Energy transition, for example, is one of the hottest investment sectors. Given the worldwide issues associated with the growth of industries, many nations are attempting to generate income via this transition.

The world is courting Kinshasa for its mineral deposits and the hydroelectric power potential of the massive Inga dam. The dam represents a showpiece project of Agenda 2063 intended to contribute to the East African Power Pool. And now, the EAC gets first dibs on transition-related projects.

The DRC is the biggest producer of cobalt, used to make batteries. It is also the fourth-largest producer of copper. Copper is used in making electric vehicles and the infrastructure of the majority of renewable energy sources. Approximately 130 million tons of lithium reserves are located in the southeast.

Consequently, during the Fourth Industrial Revolution, Kinshasa plays a pivotal role in the supply of primary resources. Without these resources, crucial technical components would not exist.

Most mineral ores used to manufacture computer chips and electric cars, two technologies driving the future, are located in Congo. Gold and copper are essential components in assembling computer monitors, chips and printed circuit boards.

The DRC and EAC prospects

The DRC must participate in the industrial revolution within the regional bloc. This will help to influence regional and global manufacturing and economic growth. In 2020, mineral ores generated $17.8 billion for the DRC, representing almost 91% of the nation's total exports and 36% of its GDP. However, value addition would have increased the DRC's export earnings.

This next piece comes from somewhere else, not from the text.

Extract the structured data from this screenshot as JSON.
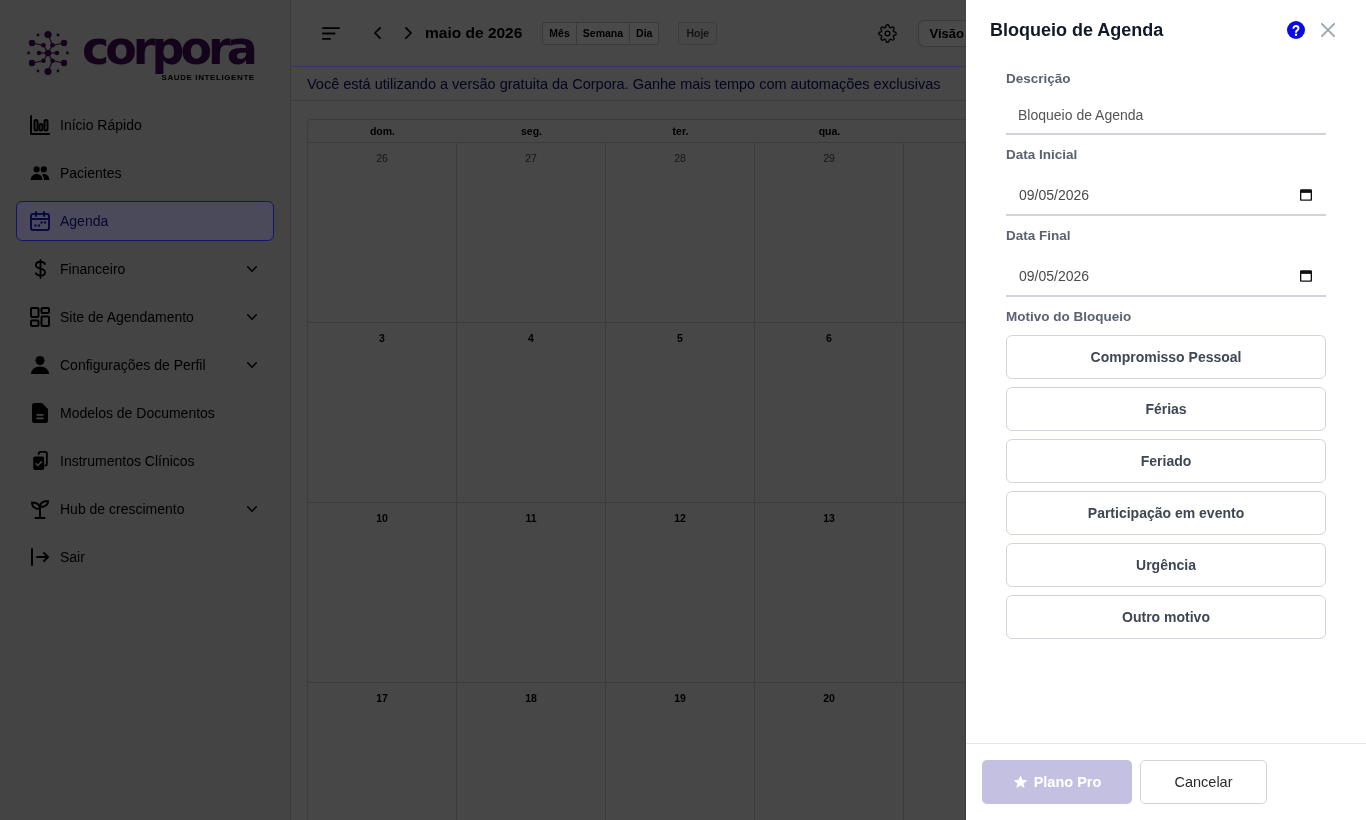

Industrialisation liberates societies. Consequently, the East African Community may achieve the industrial revolution if member nations pool their resources and construct high-tech enterprises that add value to their mineral ores.

The challenge facing the EAC is not the lack of natural resources but the lack of high-tech industries. China is a perfect example of a country that transformed from an agricultural civilisation to an industrial one. More than 850 million individuals have been lifted out of poverty due to recent economic growth brought about by China's industrialisation.

Without involvement in the fourth industrial revolution, the EAC would never be able to escape its state of backwardness. Therefore, the DRC will catalyse industrial transformation inside the East African Community, Africa and the world.